Lotic re-emerges from the depths on the glorious new album, ‘Water’
Lotic, the moniker of Berlin based American electronic music artist J’Kerian Morgan, is a term used to refer to any kind of moving water ecosystem. From rivers to brooks, the lotic ecosystem is any aquatic habitat that is naturally nuanced in the way that it supports life. It’s a meaning that seems to have struck her and in many ways informs how her latest album Water flows. Released on Houndstooth, Water follows 2018’s brilliantly jarring debut Power as Lotic’s sophomore effort. And like her name, it is richly textured and deeply complex. Lotic’s music often feels overlooked. Beginning in her 20’s after moving to Germany where she would become a resident at the iconic Janus club night, Lotic would release EP’s of mutant club formulations informed by the sounds of ballroom and Black queer identity. Her sound, abrasive and immediately indistinct, was essential to the early beginnings of the IDM sub-genre that has since become known as post-club, the deconstructed, industrial noise driven aesthetic more often affiliated with her peers such as Arca or SOPHIE. Power continued the abstraction of the club, but pushed it toward increasingly more experimental places with a fierce and at times unhinged energy. If Power was fuelled by the elements of the surface, Water is a record submerged in an entirely different kind of ferocity; more nuanced, far more mysterious. The album marks a distinct evolution in the sound and identity of Lotic, presenting nine fathomless tracks that break open the chasms to begin an exploration into a new phase of musicality. Changes, which sits at the heart of Water, is a spoken word poem from Julius Errol Flynn that in some ways, feels like a re-introduction to Lotic herself. Ending with the triumphantly fierce declaration of “It’s she! She’s the bitch you’re gagging for!”, there’s an echo of the sentiments one feels when experiencing Water; it’s as if we are hearing Lotic for the first time. And in a sense, we are.
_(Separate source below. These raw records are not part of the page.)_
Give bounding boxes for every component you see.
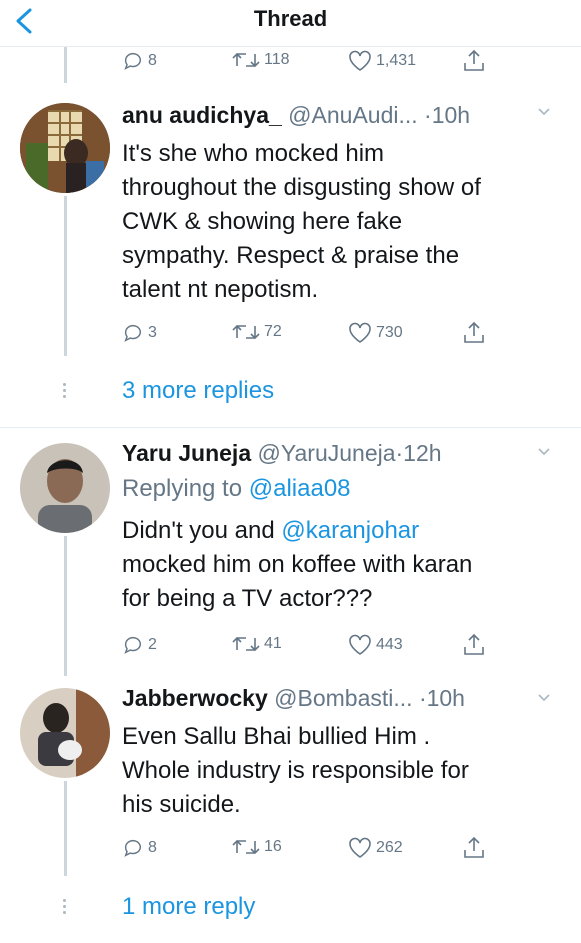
thread-connector [64, 47, 67, 83]
tweet-line: his suicide. [122, 791, 241, 818]
display-name[interactable]: Jabberwocky [122, 685, 268, 711]
retweet-button[interactable]: 41 [232, 634, 282, 654]
more-dots-icon [63, 899, 67, 917]
thread-connector [64, 536, 67, 676]
like-button[interactable]: 262 [348, 837, 403, 859]
avatar[interactable] [20, 443, 110, 533]
tweet-header: Jabberwocky @Bombasti... ·10h [122, 685, 465, 712]
like-button[interactable]: 730 [348, 322, 403, 344]
tweet-line: talent nt nepotism. [122, 276, 319, 303]
retweet-button[interactable]: 16 [232, 837, 282, 857]
share-icon [464, 49, 484, 71]
retweet-button[interactable]: 118 [232, 50, 290, 70]
reply-icon [124, 52, 141, 70]
tweet-text: Even Sallu Bhai bullied Him . Whole indu… [122, 720, 469, 822]
tweet-text: Didn't you and @karanjohar mocked him on… [122, 514, 472, 616]
reply-icon [124, 839, 141, 857]
retweet-icon [232, 636, 260, 652]
tweet-line: sympathy. Respect & praise the [122, 242, 460, 269]
username[interactable]: @Bombasti... [274, 685, 412, 711]
mention-link[interactable]: @aliaa08 [249, 475, 351, 502]
username[interactable]: @YaruJuneja [258, 440, 396, 466]
reply-button[interactable]: 2 [122, 634, 157, 656]
tweet-text: It's she who mocked him throughout the d… [122, 137, 481, 307]
mention-link[interactable]: @karanjohar [281, 517, 419, 544]
chevron-down-icon[interactable] [536, 690, 552, 711]
like-count: 443 [376, 636, 403, 653]
like-button[interactable]: 443 [348, 634, 403, 656]
share-button[interactable] [462, 835, 486, 866]
tweet-line: Didn't you and @karanjohar [122, 514, 472, 548]
reply-icon [124, 636, 141, 654]
share-button[interactable] [462, 632, 486, 663]
share-button[interactable] [462, 48, 486, 79]
heart-icon [349, 50, 371, 71]
reply-count: 3 [148, 324, 157, 341]
display-name[interactable]: anu audichya_ [122, 102, 282, 128]
reply-count: 2 [148, 636, 157, 653]
retweet-icon [232, 839, 260, 855]
reply-button[interactable]: 3 [122, 322, 157, 344]
divider [0, 427, 581, 428]
page-title: Thread [253, 6, 328, 31]
tweet-line: Whole industry is responsible for [122, 757, 469, 784]
avatar[interactable] [20, 688, 110, 778]
like-count: 730 [376, 324, 403, 341]
tweet-line: CWK & showing here fake [122, 208, 403, 235]
share-icon [464, 633, 484, 655]
timestamp: ·10h [424, 102, 471, 128]
replying-to-label: Replying to [122, 475, 249, 502]
more-dots-icon [63, 383, 67, 401]
show-more-replies-link[interactable]: 1 more reply [122, 893, 255, 921]
username[interactable]: @AnuAudi... [288, 102, 417, 128]
reply-button[interactable]: 8 [122, 837, 157, 859]
display-name[interactable]: Yaru Juneja [122, 440, 251, 466]
heart-icon [349, 634, 371, 655]
tweet-line: for being a TV actor??? [122, 585, 373, 612]
replying-to: Replying to @aliaa08 [122, 475, 351, 503]
tweet-text-part: Didn't you and [122, 517, 282, 544]
heart-icon [349, 322, 371, 343]
tweet-line: throughout the disgusting show of [122, 174, 481, 201]
show-more-replies-link[interactable]: 3 more replies [122, 377, 274, 405]
chevron-down-icon[interactable] [536, 104, 552, 125]
reply-count: 8 [148, 839, 157, 856]
thread-connector [64, 196, 67, 356]
retweet-count: 118 [264, 51, 290, 68]
like-button[interactable]: 1,431 [348, 50, 416, 72]
tweet-line: mocked him on koffee with karan [122, 551, 473, 578]
reply-icon [124, 324, 141, 342]
tweet-header: anu audichya_ @AnuAudi... ·10h [122, 102, 470, 129]
retweet-icon [232, 324, 260, 340]
like-count: 262 [376, 839, 403, 856]
timestamp: ·10h [418, 685, 465, 711]
timestamp: ·12h [395, 440, 442, 466]
tweet-line: Even Sallu Bhai bullied Him . [122, 723, 431, 750]
retweet-icon [232, 52, 260, 68]
share-icon [464, 836, 484, 858]
retweet-count: 72 [264, 323, 282, 340]
retweet-count: 16 [264, 838, 282, 855]
retweet-button[interactable]: 72 [232, 322, 282, 342]
share-icon [464, 321, 484, 343]
tweet-line: It's she who mocked him [122, 140, 385, 167]
heart-icon [349, 837, 371, 858]
avatar[interactable] [20, 103, 110, 193]
retweet-count: 41 [264, 635, 282, 652]
reply-button[interactable]: 8 [122, 50, 157, 72]
top-bar: Thread [0, 0, 581, 47]
thread-connector [64, 781, 67, 876]
reply-count: 8 [148, 52, 157, 69]
chevron-down-icon[interactable] [536, 444, 552, 465]
like-count: 1,431 [376, 52, 417, 69]
tweet-header: Yaru Juneja @YaruJuneja·12h [122, 440, 442, 467]
share-button[interactable] [462, 320, 486, 351]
Water is a much quieter record than anything that has come from Lotic before it, yet the music is still dynamically amorphous and transient in nature. Its influences are clear, yet Water feels anything but contrived. It’s an atmospheric feat; full of wobbling sub-bass and distorted walls of 808s that work together to make the album feel as if it plays out at the bottom of the Mariana Trench at all times. Perhaps more significantly than this submerged atmosphere is how Water sees Lotic’s voice put to use like never before. This greatly influences the direction of Water’s currents. Lotic’s melodic structures and harmonic modulations sound pulled from the depths of mermaid and sea enchantress lore; sung in long, extended waves of intonation that sound stunningly preternatural. Wet opens with an abysmal bass rumble, before floating into breathtaking vastness. Murky textures of sound suddenly come to life, creating a sort of subaquatic utopia through which Lotic’s voice resonates. It’s a gorgeously ethereal siren song, layers of melody and harmony that prove hypnotic. Emergency pulses with tidal dynamism against Lotic’s breathless, falsetto spell-casting while Come Unto Me sees Lotic play the role of temptress. She lets her voice pour unctuously over skeletal, metallic drum phrases and woodwind sounds that float like tendrils of kelp from the depths to the dimly lit surface. Oblivious sees her plumb the deepest of depths; all bass and distorted vocal layers while strange, ominous pads bounce in space like the lure of an angler fish. Always You is one of the most arresting on the album. Synths blaring like horns or conch shells erupt as harp chords twinkle like bubbles to the surface while a decaying industrial soundscape fluctuates beneath. The harp also appears on tracks Apart and A Plea. These both conjure images of a mermaid on the rocks with their use of the instrument, sparkling and juxtaposed with bass guitar on Apart and magically effervescent on A Plea. Water concludes with the near nine minute long Diamond. It’s a track overflowing with abysmal sensuality that builds itself from a current writhing in the depths to a gargantuan wave exploding as it meets the rocks on the surface at its climax.
The symbolism of water in the context of Black queer identity is impossible to overlook when considering this record. From the historical significance of the sea as the carrier of slave ships to the traditional folklore and mythology of entities such as Yemaya or Mami Wata, water is an element that carries with it a deep maternal felinity, but also an ever lurking sense of danger and mystery. Similarly, the mermaid has historically been a symbol of the abject feminine; wild and unnamable yet deeply enchanting and erotic. The idea of the mermaid as a creature caught between two worlds is one that has long resonated with the experience of queer and trans identity, and in many ways the creature has become a metaphor for queer desire itself. On Water, Lotic assumes the spirit of the siren and the elemental force of water itself to create some of the most gorgeously chasmic yet impossibly rich music of her career. For her, this is a new chapter in her artistry opened with a triumph of a record, likened only to the embrace of the ocean itself; languid, yet deadly.